Our oldest son caught his first fish when he was 4 years old. It was 17 inches long (we have the picture to prove it) and he ended up on 9 News’ fish tales. He’s now 7 and he hasn’t caught one like that since. When he does catch one, it doesn’t measure up to that first fish. He still talks about the excitement of reeling that fish in with his Uncle Ron and how happy they both were. I hope it happens again for him sometime soon.

I see a lot of fly fishermen and women out there, too. I don’t have a clue how to cast on fly-fishing, but that looks relaxing, as well. You have to be a much more strategic fisherman/woman. Eagle River Anglers in Eagle offers instruction on that. It definitely takes skill and practice.
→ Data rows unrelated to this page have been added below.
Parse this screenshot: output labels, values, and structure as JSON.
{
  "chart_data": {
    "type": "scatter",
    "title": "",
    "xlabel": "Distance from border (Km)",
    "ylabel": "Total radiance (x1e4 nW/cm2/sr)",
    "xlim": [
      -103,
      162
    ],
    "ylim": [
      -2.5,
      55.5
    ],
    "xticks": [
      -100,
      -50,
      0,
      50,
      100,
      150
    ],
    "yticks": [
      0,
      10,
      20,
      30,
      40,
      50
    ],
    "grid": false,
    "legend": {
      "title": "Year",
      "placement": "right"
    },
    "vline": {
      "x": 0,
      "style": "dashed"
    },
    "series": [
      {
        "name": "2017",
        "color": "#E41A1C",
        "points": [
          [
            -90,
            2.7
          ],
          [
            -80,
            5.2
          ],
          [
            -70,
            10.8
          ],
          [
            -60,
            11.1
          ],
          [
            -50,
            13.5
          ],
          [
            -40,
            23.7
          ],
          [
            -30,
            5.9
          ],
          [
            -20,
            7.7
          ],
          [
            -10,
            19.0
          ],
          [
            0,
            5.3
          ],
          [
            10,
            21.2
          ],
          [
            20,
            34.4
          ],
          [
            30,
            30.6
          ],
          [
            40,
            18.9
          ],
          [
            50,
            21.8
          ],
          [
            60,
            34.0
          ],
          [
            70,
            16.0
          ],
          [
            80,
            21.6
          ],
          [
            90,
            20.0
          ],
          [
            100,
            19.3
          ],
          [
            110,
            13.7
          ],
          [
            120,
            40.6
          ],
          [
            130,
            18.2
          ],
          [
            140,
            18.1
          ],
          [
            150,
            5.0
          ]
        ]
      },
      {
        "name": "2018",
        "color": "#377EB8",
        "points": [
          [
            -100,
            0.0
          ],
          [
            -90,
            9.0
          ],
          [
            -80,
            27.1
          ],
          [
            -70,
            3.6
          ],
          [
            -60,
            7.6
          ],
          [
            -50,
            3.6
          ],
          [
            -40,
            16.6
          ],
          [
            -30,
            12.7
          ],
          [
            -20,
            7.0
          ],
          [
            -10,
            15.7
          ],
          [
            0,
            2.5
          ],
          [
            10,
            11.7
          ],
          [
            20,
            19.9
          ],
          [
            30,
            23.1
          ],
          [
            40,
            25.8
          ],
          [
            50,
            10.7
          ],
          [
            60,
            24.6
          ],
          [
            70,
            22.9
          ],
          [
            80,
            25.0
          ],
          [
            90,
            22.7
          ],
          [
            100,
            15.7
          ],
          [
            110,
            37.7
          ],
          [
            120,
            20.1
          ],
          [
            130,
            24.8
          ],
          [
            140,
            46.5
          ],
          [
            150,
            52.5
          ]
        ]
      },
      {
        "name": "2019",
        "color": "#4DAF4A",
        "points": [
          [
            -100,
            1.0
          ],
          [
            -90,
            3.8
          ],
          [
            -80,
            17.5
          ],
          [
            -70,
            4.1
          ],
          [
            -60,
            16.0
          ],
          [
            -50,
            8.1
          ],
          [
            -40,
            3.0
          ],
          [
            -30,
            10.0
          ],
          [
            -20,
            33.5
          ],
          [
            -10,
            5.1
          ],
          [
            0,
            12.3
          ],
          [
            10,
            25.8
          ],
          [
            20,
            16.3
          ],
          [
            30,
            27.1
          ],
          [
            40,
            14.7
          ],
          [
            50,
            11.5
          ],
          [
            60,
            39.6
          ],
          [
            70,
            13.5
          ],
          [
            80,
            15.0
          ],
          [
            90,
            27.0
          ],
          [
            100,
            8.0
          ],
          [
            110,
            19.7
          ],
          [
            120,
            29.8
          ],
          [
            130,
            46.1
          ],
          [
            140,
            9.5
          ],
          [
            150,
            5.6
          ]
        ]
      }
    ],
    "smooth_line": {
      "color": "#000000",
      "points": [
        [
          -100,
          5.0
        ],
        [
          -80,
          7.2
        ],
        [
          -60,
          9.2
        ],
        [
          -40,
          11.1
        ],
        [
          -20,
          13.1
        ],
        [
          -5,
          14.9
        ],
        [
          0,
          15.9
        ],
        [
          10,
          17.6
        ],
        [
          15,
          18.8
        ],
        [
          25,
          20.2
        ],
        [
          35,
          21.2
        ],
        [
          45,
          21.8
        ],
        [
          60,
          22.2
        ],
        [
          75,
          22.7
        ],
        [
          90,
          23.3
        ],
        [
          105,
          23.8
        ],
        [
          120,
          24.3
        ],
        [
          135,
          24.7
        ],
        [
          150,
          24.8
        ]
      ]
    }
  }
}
I’m the gal that casts a line, sets up the pole on a stick and kind of watches every once in a while for movement.

And I have caught a fish that way, too. Once, in Lake Powell, I was hardly paying attention and sun bathing with my pole started bouncing like crazy. I reeled in a huge suckerfish. Yeah, they’re gross, but it was still a rush to catch it. The thrill of catching a fish is unmatched.

Grabbing a worm, stabbing it through the hook and tossing your line in is fun. You never know what’s lurking underneath the water’s surface – it could be a huge rainbow or or another trout. Everyone from 2 to 102 years old can fish. It’s an inexpensive American pastime. We’ve all fished at one time or another.

You can combine fishing with boating, camping, hiking or biking. Fishing goes with just about anything. You only need a pole, some line and some bait. Oh! And some water.

The creeks, rivers and lakes are low. The drought has caused the levels to drop. If you go fishing, make sure to release your catches back into the water. But make sure you go fishing this summer. How long has it been?

Cindy Ramunno of Eagle writes a weekly column for the Daily.